Footage showed some of the workers returning on Friday through the Israeli-controlled Karem Abu Salem border crossing east of the Rafah border crossing between the besieged Gaza Strip and Egypt.

Workers crossing into the Palestinian enclave said they were detained maltreated and assaulted by the Israeli authorities and the Palestinian Authority security forces in the wake of the October 7 attack by al-Qassam Brigades of Hamas. Some still had plastic stickers with numbers around their legs.

The Israeli authorities also confiscated their cellphones money and their personal belongings.

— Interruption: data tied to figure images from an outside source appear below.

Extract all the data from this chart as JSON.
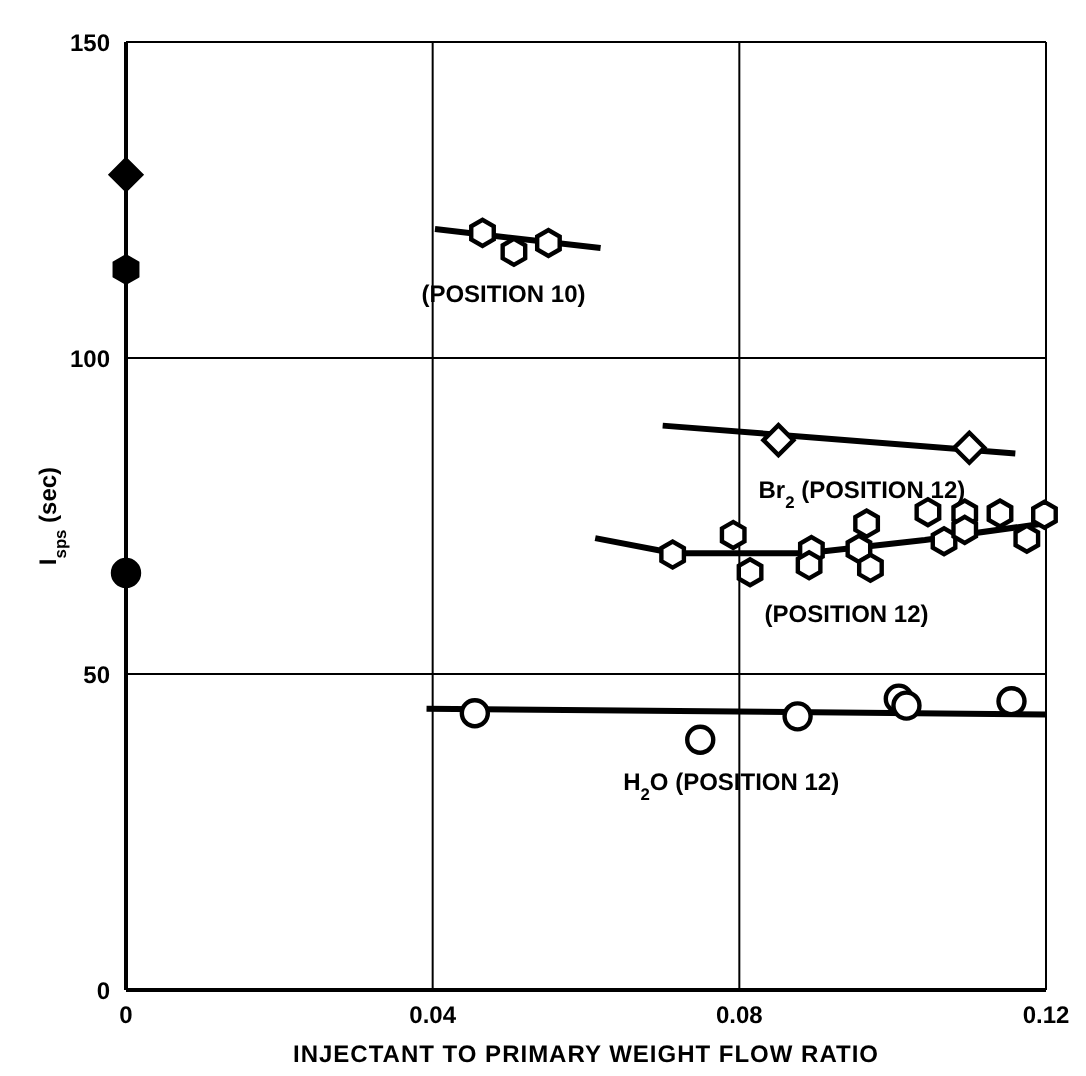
{
  "chart_data": {
    "type": "scatter",
    "xlabel": "INJECTANT TO PRIMARY WEIGHT FLOW RATIO",
    "ylabel": "I$_{sps}$ (sec)",
    "xlim": [
      0,
      0.12
    ],
    "ylim": [
      0,
      150
    ],
    "xticks": [
      0,
      0.04,
      0.08,
      0.12
    ],
    "yticks": [
      0,
      50,
      100,
      150
    ],
    "grid": true,
    "series": [
      {
        "type": "line",
        "color": "#000000",
        "marker": "none",
        "x": [
          0.0403,
          0.0619
        ],
        "values": [
          120.4,
          117.4
        ]
      },
      {
        "name": "(POSITION 10)",
        "color": "#000000",
        "x": [
          0.0465,
          0.0506,
          0.0551
        ],
        "values": [
          119.8,
          116.8,
          118.2
        ]
      },
      {
        "type": "line",
        "color": "#000000",
        "marker": "none",
        "x": [
          0.07,
          0.116
        ],
        "values": [
          89.3,
          84.9
        ]
      },
      {
        "name": "Br$_{2}$ (POSITION 12)",
        "color": "#000000",
        "marker": "diamond",
        "x": [
          0.0851,
          0.11
        ],
        "values": [
          87.0,
          85.8
        ]
      },
      {
        "type": "line",
        "color": "#000000",
        "marker": "none",
        "x": [
          0.0612,
          0.0715,
          0.0887,
          0.1042,
          0.1197
        ],
        "values": [
          71.5,
          69.1,
          69.1,
          71.2,
          73.8
        ]
      },
      {
        "name": "(POSITION 12)",
        "color": "#000000",
        "x": [
          0.0713,
          0.0792,
          0.0814,
          0.0894,
          0.0891,
          0.0966,
          0.0956,
          0.0971,
          0.1046,
          0.1067,
          0.1094,
          0.1094,
          0.114,
          0.1175,
          0.1198
        ],
        "values": [
          68.9,
          72.0,
          66.1,
          69.6,
          67.2,
          73.8,
          69.8,
          66.8,
          75.6,
          71.0,
          75.4,
          72.8,
          75.4,
          71.4,
          75.2
        ]
      },
      {
        "type": "line",
        "color": "#000000",
        "marker": "none",
        "x": [
          0.0392,
          0.12
        ],
        "values": [
          44.5,
          43.6
        ]
      },
      {
        "name": "H$_{2}$O (POSITION 12)",
        "color": "#000000",
        "marker": "circle",
        "x": [
          0.0455,
          0.0749,
          0.0876,
          0.1008,
          0.1018,
          0.1155
        ],
        "values": [
          43.8,
          39.6,
          43.3,
          46.1,
          45.0,
          45.7
        ]
      },
      {
        "color": "#000000",
        "marker": "diamond",
        "x": [
          0
        ],
        "values": [
          129
        ]
      },
      {
        "color": "#000000",
        "x": [
          0
        ],
        "values": [
          114
        ]
      },
      {
        "color": "#000000",
        "marker": "circle",
        "x": [
          0
        ],
        "values": [
          66
        ]
      }
    ]
  }
}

“We used to work for them in houses restaurants and markets in return for the lowest wages and despite that we were humiliated” Jamal Ismail a worker from the Maghazi refugee camp in central Gaza told Al Jazeera satellite channel.

Those from areas in northern Gaza would have to stay in the south after Israeli forces reportedly cut off roads linking the two parts of the coastal enclave late on Thursday according to Palestinian officials.

About 18500 residents of Gaza held permits to work outside the besieged Strip before the war broke out.

The exact number of workers present in Israel when the Israeli war began remains unknown but thousands are thought to have been rounded up by the Israeli army and police and transferred to undisclosed locations.